Un chat de deuxième génération

La banque en ligne du groupe BNP Paribas, HelloBank !, réalise 200 000 interactions clients par mois selon divers canaux : mail, téléphone, chat… Le chat représente déjà un quart des sollicitations et est en forte croissance. Bertrand Cizeau, directeur d’HelloBank ! France, a présenté l’évolution du chat en s’appuyant sur l’IA. En effet, HelloBank ! disposait d’un chat, Helloïz, doté d’un bot classique connecté à un moteur de recherche dans une base de connaissance. Helloïz 1 reposait donc sur un arbre de questions pour préciser le problème puis délivrer une réponse factuelle « froide ». En cas de situation bloquée, Helloïz 1 renvoie vers un conseiller humain. De plus, Helloïz 1 ne liait pas les différentes interrogations successives, obligeant le client à reformuler tout le contexte à chaque question.

Bertrand Cizeau est directeur d’HelloBank ! France. - © Républik IT / B.L.
Bertrand Cizeau est directeur d’HelloBank ! France. - © Républik IT / B.L.

A l’inverse, Helloïz 2 repose sur une IAG. Sa réponse est beaucoup plus contextualisée et enrichie. Par exemple, la réponse à « j’ai perdu ma carte bancaire, que dois-je faire ? » commence par un sentiment : « je suis désolée d’apprendre que vous avez perdu votre carte bancaire… » Le chat entame un dialogue itératif avec le client avec préservation du contexte. Bertrand Cizeau a expliqué : « Helloïz 2 a été testé depuis septembre 2024 sur une centaine de clients ambassadeurs puis sur des clients collaborateurs plus nombreux. Nous allons progressivement le déployer par tranches de 200 000 clients. Ce déploiement progressif vise, d’une part, à vérifier que tout se passe bien et, d’autre part, à réaliser des optimisations techniques afin de réduire la consommation des ressources. » Pour l’instant, Helloïz 2 est limité dans son champ d’action et ne peut pas tenir compte des transactions d’un client. Par exemple, impossible de lui demander si on a bien été crédité de tel chèque. « L’intégration du transactionnel se fera au travers d’un développement mutualisé au niveau groupe » a indiqué Bertrand Cizeau.
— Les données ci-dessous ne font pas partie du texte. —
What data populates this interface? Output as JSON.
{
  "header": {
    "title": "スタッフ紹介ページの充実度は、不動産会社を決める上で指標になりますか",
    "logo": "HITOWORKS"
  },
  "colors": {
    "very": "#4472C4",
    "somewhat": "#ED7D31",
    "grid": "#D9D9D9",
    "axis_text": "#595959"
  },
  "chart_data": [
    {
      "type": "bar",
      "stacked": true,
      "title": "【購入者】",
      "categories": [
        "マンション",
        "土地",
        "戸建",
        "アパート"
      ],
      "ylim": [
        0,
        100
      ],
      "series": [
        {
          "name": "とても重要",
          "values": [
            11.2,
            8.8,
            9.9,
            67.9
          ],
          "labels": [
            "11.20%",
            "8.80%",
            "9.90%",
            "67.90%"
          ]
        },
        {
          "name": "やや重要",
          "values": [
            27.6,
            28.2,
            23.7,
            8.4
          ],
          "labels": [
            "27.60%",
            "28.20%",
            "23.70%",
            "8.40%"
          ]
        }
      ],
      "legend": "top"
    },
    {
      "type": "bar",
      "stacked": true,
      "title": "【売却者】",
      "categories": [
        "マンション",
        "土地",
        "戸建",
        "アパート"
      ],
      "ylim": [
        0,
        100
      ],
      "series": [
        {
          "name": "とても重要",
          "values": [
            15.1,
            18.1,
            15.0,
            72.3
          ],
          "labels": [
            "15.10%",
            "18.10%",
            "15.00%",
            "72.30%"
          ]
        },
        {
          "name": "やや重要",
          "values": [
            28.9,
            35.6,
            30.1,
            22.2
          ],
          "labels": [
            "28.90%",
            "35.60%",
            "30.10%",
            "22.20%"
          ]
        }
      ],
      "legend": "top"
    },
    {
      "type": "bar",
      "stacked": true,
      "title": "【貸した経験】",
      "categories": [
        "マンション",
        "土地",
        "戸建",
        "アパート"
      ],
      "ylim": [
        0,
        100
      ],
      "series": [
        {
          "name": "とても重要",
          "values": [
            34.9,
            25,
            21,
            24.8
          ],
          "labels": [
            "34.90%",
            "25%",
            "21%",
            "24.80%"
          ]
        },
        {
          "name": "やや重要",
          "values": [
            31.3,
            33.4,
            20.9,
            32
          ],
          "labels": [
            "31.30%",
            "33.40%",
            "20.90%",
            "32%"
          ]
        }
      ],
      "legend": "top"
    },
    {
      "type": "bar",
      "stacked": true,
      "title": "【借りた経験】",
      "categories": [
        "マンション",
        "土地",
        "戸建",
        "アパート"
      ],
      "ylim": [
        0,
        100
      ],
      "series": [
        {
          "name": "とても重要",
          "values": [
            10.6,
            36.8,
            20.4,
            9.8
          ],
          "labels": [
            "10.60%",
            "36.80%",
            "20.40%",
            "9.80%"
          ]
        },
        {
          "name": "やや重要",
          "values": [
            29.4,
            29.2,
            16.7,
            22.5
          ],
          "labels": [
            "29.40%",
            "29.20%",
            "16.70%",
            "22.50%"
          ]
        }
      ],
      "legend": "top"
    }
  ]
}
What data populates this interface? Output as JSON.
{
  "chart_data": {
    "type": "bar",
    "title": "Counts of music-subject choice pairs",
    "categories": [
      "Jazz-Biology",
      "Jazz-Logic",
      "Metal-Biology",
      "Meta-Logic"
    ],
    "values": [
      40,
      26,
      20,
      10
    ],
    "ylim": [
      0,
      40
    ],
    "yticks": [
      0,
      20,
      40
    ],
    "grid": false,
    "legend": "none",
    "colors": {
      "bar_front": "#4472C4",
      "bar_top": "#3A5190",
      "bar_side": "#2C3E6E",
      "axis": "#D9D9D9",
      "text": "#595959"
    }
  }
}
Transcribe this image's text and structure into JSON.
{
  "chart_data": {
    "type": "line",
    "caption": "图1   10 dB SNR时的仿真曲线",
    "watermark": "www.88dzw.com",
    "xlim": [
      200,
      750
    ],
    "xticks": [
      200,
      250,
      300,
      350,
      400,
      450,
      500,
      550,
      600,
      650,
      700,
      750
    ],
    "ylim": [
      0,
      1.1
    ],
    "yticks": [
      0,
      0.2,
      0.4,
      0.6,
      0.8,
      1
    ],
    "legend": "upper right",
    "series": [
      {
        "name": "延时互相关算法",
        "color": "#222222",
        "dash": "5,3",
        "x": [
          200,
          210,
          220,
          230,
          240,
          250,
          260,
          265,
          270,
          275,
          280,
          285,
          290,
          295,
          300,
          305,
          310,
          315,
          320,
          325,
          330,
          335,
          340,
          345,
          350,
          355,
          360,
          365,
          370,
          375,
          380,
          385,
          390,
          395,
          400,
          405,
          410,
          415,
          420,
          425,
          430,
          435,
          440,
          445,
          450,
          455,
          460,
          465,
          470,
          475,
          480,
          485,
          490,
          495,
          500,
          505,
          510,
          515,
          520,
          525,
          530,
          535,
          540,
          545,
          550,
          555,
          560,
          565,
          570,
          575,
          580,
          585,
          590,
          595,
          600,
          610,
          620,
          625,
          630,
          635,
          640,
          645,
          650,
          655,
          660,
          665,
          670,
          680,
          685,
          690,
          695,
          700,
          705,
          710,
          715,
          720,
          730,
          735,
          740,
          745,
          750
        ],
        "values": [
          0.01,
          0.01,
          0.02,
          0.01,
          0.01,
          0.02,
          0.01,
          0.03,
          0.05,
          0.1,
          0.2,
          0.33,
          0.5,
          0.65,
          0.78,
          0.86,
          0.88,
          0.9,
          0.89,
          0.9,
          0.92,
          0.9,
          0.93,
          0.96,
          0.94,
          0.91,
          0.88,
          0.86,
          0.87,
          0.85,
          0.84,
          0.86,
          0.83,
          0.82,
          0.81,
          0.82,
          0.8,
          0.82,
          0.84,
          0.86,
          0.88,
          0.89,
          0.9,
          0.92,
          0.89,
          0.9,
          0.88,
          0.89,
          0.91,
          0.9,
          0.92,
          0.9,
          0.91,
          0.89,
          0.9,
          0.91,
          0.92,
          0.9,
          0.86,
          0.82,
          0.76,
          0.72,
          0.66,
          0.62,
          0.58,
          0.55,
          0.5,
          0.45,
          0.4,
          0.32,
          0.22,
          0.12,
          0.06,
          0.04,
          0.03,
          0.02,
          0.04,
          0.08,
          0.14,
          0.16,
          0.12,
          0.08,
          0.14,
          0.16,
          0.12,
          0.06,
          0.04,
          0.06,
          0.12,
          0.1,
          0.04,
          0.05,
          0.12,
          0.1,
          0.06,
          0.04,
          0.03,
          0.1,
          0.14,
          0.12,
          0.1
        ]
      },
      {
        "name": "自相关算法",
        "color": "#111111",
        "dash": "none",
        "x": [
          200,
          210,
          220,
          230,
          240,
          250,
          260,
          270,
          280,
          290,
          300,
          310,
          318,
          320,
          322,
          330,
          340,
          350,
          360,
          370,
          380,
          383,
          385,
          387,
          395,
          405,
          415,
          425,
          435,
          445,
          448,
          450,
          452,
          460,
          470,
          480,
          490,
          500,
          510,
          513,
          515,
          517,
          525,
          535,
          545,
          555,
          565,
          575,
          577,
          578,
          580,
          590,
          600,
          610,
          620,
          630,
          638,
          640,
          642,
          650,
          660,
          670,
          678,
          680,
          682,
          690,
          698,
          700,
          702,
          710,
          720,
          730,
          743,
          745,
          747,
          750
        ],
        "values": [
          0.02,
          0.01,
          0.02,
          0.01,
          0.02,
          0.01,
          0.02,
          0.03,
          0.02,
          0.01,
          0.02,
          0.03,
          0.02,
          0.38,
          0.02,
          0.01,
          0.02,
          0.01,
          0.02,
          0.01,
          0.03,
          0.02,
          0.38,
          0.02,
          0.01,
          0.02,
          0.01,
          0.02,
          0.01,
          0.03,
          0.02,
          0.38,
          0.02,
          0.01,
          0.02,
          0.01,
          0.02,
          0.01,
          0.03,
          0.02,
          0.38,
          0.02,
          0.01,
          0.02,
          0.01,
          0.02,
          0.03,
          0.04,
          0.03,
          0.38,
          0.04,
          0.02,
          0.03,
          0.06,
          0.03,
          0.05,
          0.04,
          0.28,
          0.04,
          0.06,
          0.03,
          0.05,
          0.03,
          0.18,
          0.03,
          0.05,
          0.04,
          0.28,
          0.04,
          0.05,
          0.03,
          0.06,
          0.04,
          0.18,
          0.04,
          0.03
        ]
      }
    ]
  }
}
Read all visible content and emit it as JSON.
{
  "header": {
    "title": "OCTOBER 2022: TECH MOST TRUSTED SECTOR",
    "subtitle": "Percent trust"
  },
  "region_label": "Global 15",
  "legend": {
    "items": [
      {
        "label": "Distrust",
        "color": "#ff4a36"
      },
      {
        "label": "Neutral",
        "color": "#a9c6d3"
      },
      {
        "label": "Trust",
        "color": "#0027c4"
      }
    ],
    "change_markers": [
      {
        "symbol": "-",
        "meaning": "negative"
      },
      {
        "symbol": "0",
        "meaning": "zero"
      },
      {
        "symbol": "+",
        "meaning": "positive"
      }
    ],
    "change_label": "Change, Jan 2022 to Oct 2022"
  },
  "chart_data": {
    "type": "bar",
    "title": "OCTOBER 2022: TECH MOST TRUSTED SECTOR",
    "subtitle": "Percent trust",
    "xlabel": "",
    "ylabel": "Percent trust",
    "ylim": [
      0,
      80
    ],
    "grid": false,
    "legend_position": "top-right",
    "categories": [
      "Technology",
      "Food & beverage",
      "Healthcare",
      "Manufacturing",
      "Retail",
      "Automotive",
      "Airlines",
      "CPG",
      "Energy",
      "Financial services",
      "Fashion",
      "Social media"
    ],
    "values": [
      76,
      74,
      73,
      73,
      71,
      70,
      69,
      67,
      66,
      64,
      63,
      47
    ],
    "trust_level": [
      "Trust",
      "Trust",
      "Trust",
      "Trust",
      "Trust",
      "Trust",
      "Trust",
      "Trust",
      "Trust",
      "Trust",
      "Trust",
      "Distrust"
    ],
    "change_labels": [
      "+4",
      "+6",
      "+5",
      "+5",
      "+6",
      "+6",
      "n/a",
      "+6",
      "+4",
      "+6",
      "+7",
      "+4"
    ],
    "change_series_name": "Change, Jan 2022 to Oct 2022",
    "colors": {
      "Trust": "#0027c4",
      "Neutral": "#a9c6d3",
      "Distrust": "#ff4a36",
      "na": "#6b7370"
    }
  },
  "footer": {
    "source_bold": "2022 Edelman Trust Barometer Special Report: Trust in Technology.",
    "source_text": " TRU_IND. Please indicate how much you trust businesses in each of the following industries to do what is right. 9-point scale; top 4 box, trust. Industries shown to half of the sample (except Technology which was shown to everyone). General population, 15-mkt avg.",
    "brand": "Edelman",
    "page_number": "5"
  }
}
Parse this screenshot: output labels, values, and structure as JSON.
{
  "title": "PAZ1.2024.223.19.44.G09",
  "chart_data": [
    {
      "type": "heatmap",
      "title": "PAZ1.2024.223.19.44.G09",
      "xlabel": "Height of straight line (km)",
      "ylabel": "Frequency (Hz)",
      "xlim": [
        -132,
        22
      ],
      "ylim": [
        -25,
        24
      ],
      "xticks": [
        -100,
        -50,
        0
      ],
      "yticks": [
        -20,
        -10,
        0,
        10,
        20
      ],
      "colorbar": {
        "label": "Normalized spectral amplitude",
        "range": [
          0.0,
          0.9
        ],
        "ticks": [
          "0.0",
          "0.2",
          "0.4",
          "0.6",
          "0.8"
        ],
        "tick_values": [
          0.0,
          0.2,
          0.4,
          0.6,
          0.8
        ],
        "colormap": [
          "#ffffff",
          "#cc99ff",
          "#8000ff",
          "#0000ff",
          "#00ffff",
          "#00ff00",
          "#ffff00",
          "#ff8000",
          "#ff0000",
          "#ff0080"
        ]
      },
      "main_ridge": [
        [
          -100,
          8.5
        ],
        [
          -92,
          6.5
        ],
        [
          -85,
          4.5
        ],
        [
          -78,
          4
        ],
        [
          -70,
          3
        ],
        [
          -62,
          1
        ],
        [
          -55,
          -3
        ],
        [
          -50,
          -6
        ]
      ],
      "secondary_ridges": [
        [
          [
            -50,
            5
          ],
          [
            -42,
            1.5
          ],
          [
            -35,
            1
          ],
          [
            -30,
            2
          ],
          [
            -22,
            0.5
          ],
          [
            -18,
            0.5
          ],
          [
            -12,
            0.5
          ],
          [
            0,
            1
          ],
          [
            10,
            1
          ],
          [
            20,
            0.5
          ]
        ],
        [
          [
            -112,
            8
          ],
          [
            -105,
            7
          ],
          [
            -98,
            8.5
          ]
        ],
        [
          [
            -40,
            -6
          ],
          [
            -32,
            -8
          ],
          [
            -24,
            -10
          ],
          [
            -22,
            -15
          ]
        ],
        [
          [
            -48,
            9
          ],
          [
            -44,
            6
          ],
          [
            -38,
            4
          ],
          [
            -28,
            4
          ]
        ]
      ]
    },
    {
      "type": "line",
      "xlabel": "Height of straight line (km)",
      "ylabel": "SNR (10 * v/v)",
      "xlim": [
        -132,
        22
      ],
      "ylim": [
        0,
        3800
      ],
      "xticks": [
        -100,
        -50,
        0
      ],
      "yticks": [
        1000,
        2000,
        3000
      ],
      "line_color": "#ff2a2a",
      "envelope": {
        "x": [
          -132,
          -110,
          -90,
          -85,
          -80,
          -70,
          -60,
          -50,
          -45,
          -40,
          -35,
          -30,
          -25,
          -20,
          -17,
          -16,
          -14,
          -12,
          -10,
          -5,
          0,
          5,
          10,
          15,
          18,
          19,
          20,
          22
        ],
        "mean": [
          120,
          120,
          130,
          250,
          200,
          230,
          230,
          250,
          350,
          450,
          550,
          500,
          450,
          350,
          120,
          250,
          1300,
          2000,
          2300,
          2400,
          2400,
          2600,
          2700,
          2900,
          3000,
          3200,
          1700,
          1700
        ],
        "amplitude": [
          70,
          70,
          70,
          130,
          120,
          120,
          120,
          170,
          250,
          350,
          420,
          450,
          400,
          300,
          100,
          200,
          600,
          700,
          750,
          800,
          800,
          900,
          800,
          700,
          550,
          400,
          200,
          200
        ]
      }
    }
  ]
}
Un assistant IA pour des super-conseillers

Fortis est l’enseigne belge de BNP Paribas. Ses 10 000 collaborateurs servent quatre millions de clients. Anthony Belpaire, responsable IA de BNP Paribas Fortis, a présenté l’usage de l’IA générative pour « augmenter » les conseillers. « L’IA est évidemment déjà beaucoup utilisée, par exemple pour router correctement des e-mails » a-t-il relevé. Un assistant IAG a été installé auprès de 8000 collaborateurs à ce jour (à terme, tous seront concernés) pour analyser, synthétiser voire traduire en quelques secondes de grandes quantités de documents. L’IAG est également utilisée pour créer des scripts de tests au niveau du développement logiciel. Troisième usage de l’IAG : l’assistance à la rédaction de documents.

Selon Anthony Belpaire, « le gain detemps peut être d’un facteur 10 entre avec et sans IA ! L’IAG permet l’amélioration des services, notamment pour fournir une réponse plus adaptée en moins de temps, ce qui accroît la satisfaction client ». Mais, chez Fortis, la correction humaine reste pour l’heure systématique. « C’est une aide, pas un remplaçant » a insisté Anthony Belpaire. Précaution supplémentaire : l’IA ne peut se baser que sur une base de connaissance définie. De la sorte, les hallucinations ne sont plus censées se produire.